Cuckoo filter for probabilistic membership testing with deletion support.
A Cuckoo filter is a space-efficient probabilistic data structure that supports insertion, deletion, and membership queries. It uses partial-key cuckoo hashing to store compact fingerprints in a bucket-based hash table.
Unlike Bloom filters, Cuckoo filters support deletion. Unlike XOR filters, Cuckoo filters support incremental insertion. The trade-off is that insertion can fail when the filter approaches capacity.
Parameters
:capacity-- expected number of items (default: 10,000). Used to derive the number of buckets.:fingerprint_size-- fingerprint width in bits (default: 8). Supported values: 8, 12, 16. Determines the false positive rate: FPR ~= 2 * bucket_size / 2^fingerprint_size.:bucket_size-- slots per bucket (default: 4). Supported values: 2, 4. Higher values improve space efficiency at the cost of lookup latency.:max_kicks-- maximum relocation attempts before declaring full (default: 500). Range: 100..2000.:seed-- hash seed (default: 0).
False Positive Rates
With default bucket_size=4:
| fingerprint_size | FPR |
|---|---|
| 8 | ~3.1% |
| 12 | ~0.2% |
| 16 | ~0.012% |
Hash Strategy
Items are hashed via ExDataSketch.Hash.hash64/1 at the API boundary.
The bucket index is derived from the lower bits and the fingerprint from
the upper bits of the 64-bit hash. Alternate bucket index uses XOR with
a hash of the fingerprint (partial-key cuckoo hashing).
Deletion Hazard
Only delete items that were definitely inserted. Deleting a false-positive item removes a legitimate fingerprint, creating a false negative for a different item. This hazard is inherent to all Cuckoo filters.
Binary State Layout (CKO1)
See plans/adr/ADR-102-cuckoo-binary-format.md for the full specification.
32-byte header followed by a flat bucket array of fingerprint entries.
Merge Policy
Merge is explicitly not supported. Cuckoo filter merge would require
re-inserting all fingerprints which can fail due to capacity limits.
For mergeable membership filters, use ExDataSketch.Bloom.
Summary
Functions
Returns the set of capabilities supported by the Cuckoo filter.

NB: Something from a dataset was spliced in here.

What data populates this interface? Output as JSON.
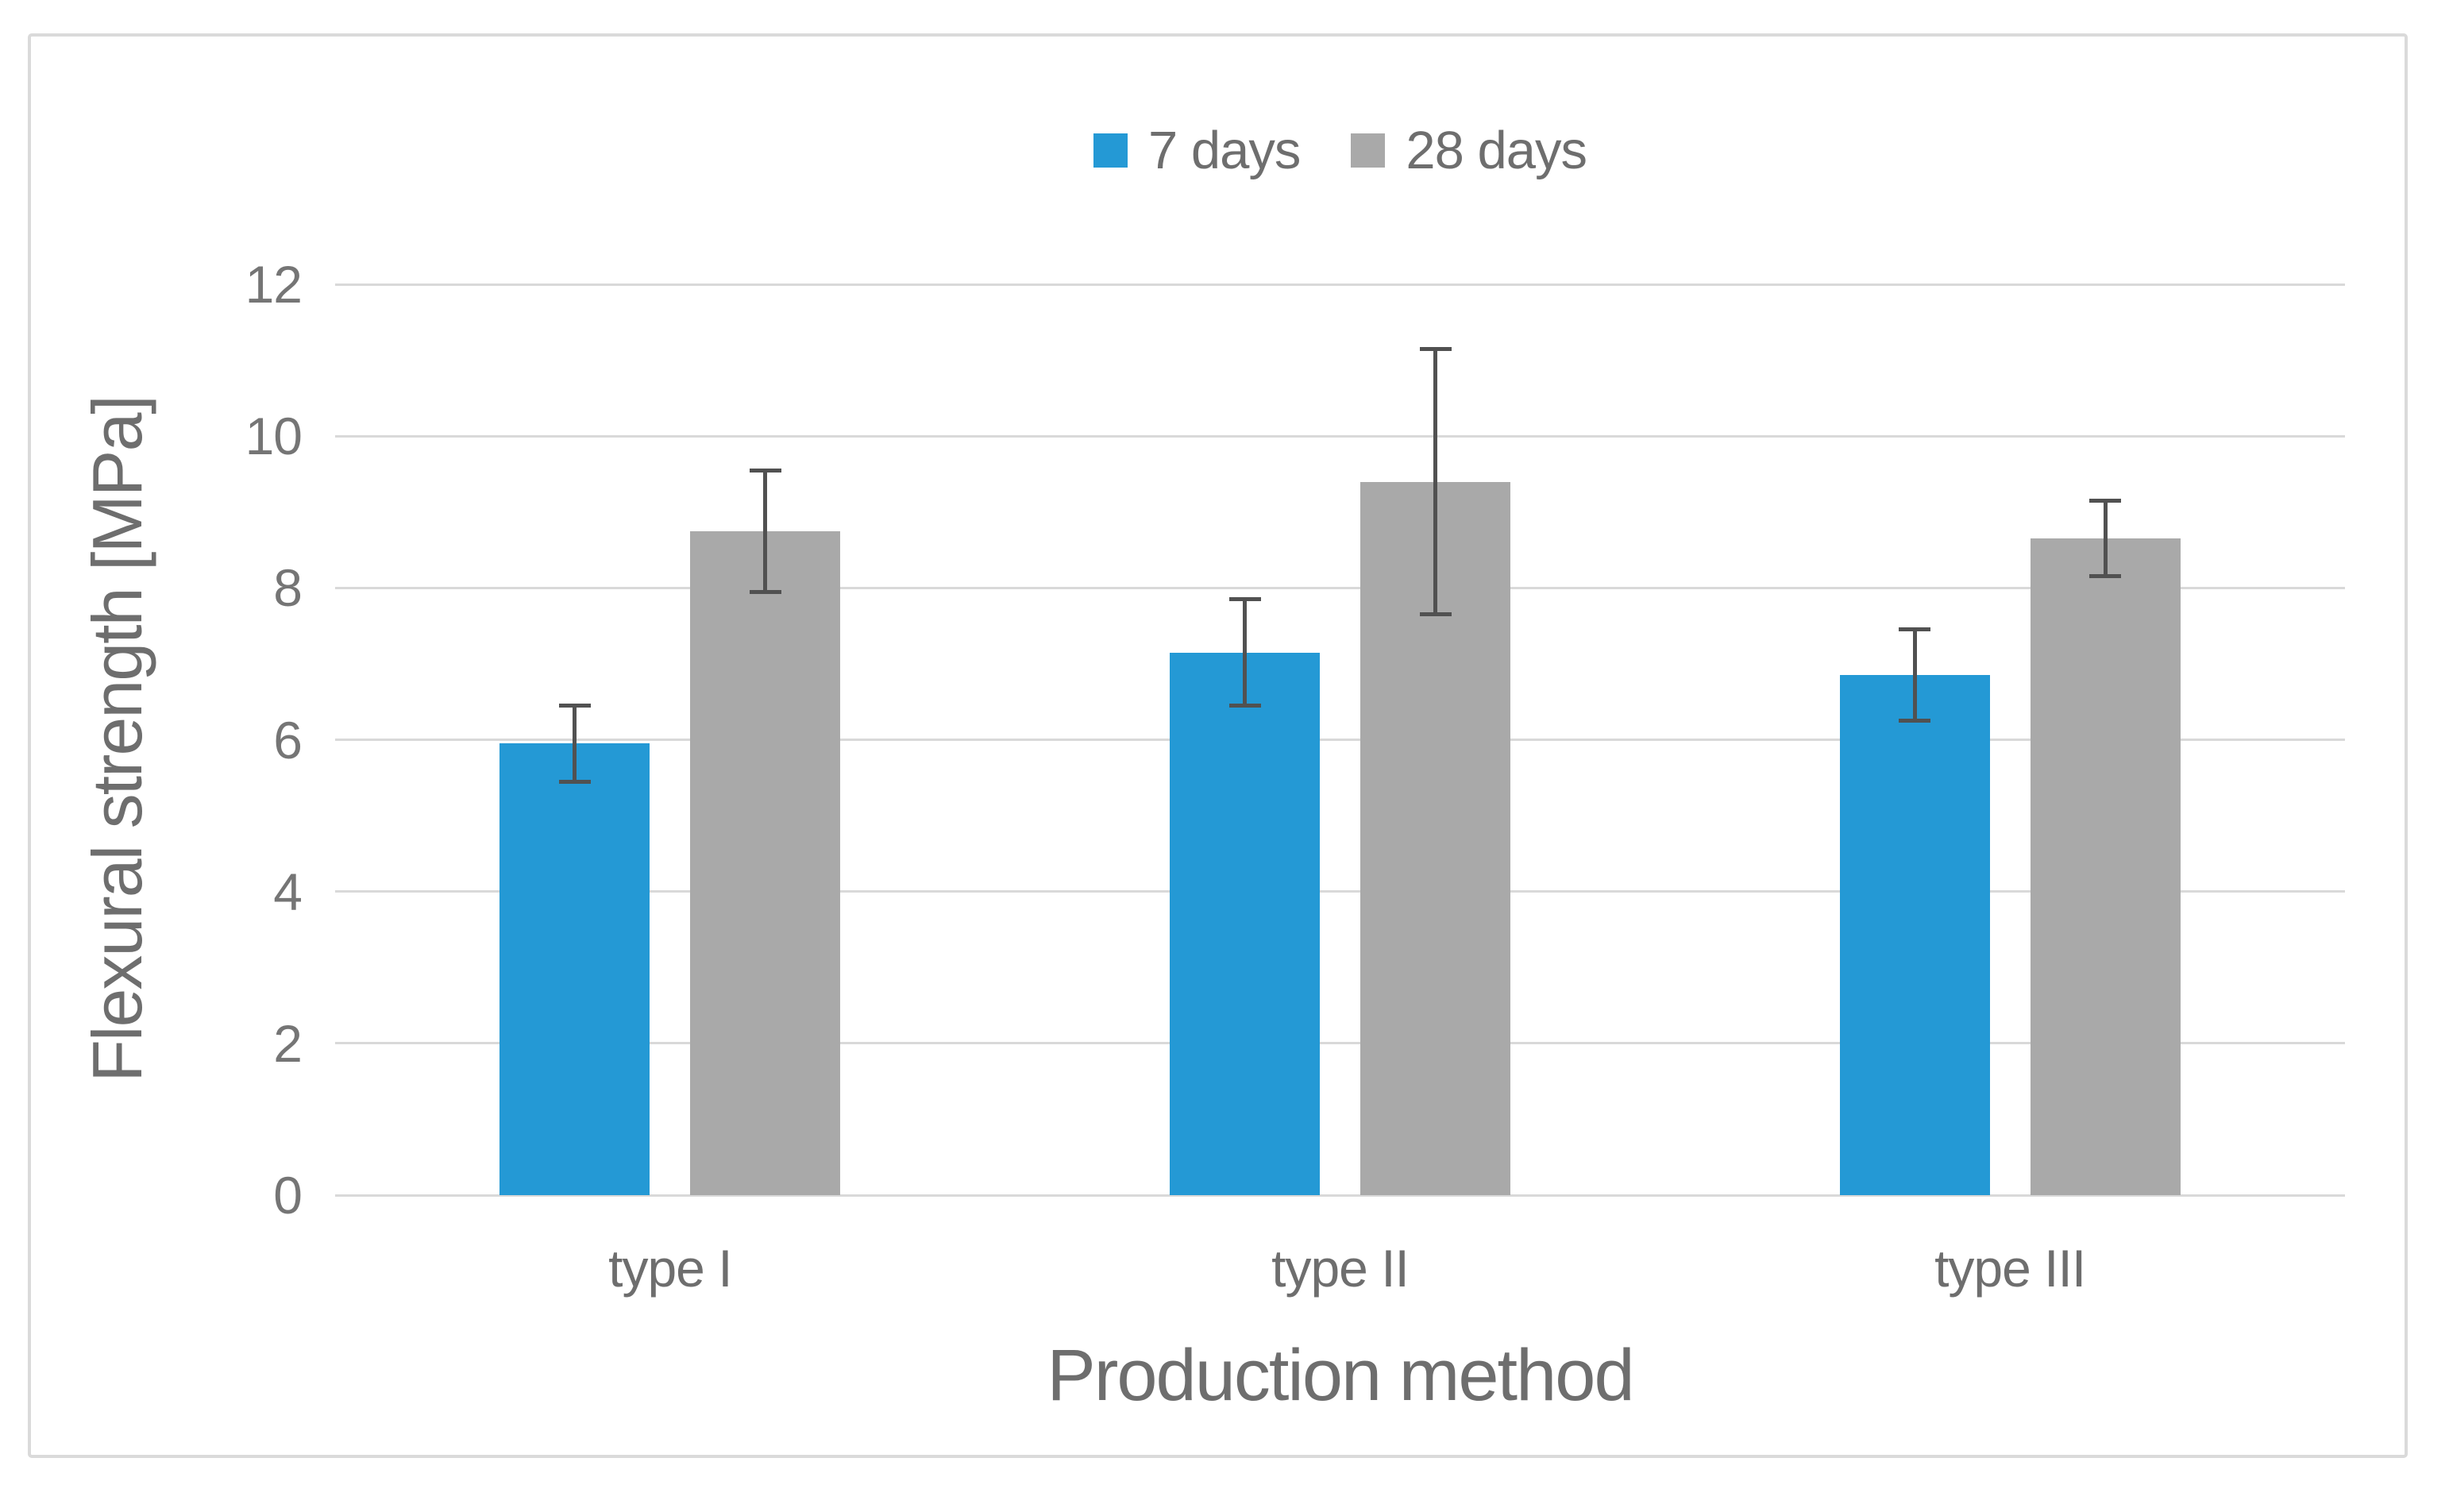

Returns true if two Cuckoo filters have compatible parameters.
Returns the number of items currently stored in the filter.

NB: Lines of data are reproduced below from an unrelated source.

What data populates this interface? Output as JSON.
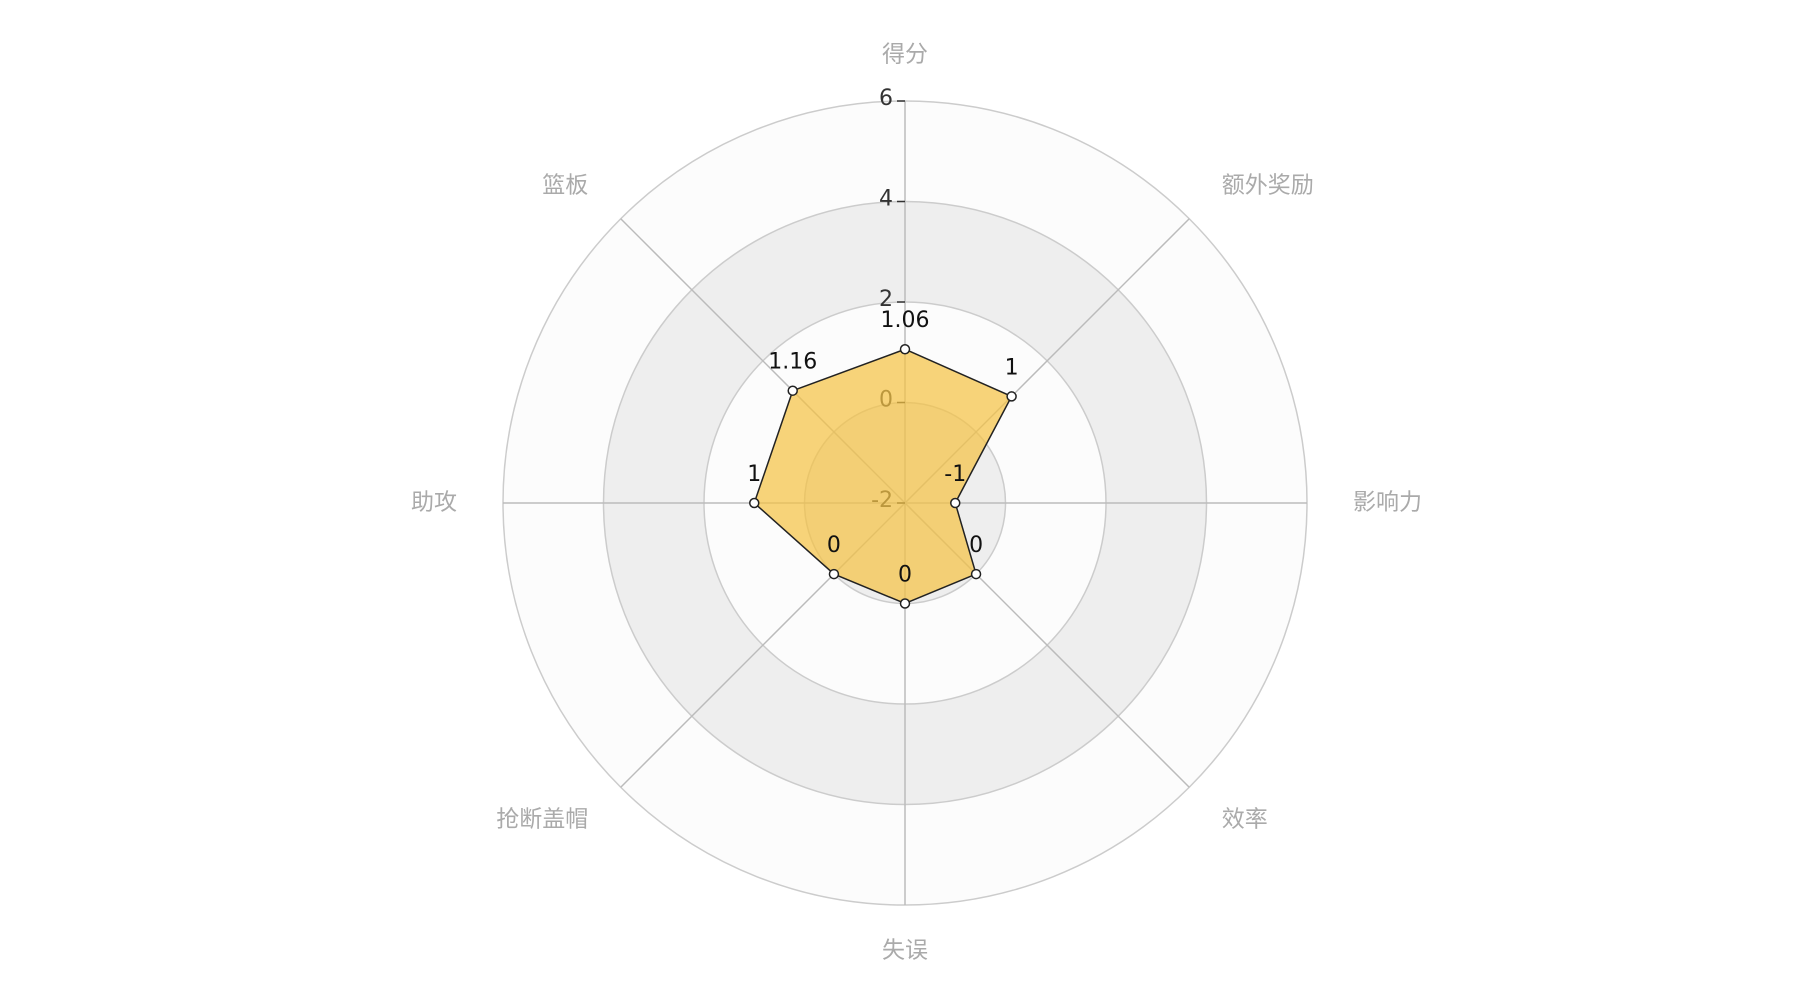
{
  "chart_data": {
    "type": "radar",
    "indicators": [
      "得分",
      "额外奖励",
      "影响力",
      "效率",
      "失误",
      "抢断盖帽",
      "助攻",
      "篮板"
    ],
    "values": [
      1.06,
      1,
      -1,
      0,
      0,
      0,
      1,
      1.16
    ],
    "rlim": [
      -2,
      6
    ],
    "rticks": [
      -2,
      0,
      2,
      4,
      6
    ],
    "color": "#f5c242",
    "line_color": "#222222"
  }
}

Deletes a single item from the filter.
Deserializes an EXSK binary into a Cuckoo filter.
Creates a Cuckoo filter from an enumerable of items.
Tests whether an item may be a member of the set.
Creates a new empty Cuckoo filter.
Inserts a single item into the filter.
Inserts a single item, raising on failure.
Inserts multiple items in a single pass.
Returns a 2-arity reducer function for use with Enum.reduce/3.
Serializes the filter to the ExDataSketch-native EXSK binary format.
Returns the byte size of the state binary.
Types
Functions
Returns the set of capabilities supported by the Cuckoo filter.
Examples
iex> caps = ExDataSketch.Cuckoo.capabilities()
iex> :put in caps and :delete in caps and :member? in caps
true
Returns true if two Cuckoo filters have compatible parameters.
Compatible filters have the same bucket_count, fingerprint_size, bucket_size, and seed.
Examples
iex> a = ExDataSketch.Cuckoo.new(capacity: 100)
iex> b = ExDataSketch.Cuckoo.new(capacity: 100)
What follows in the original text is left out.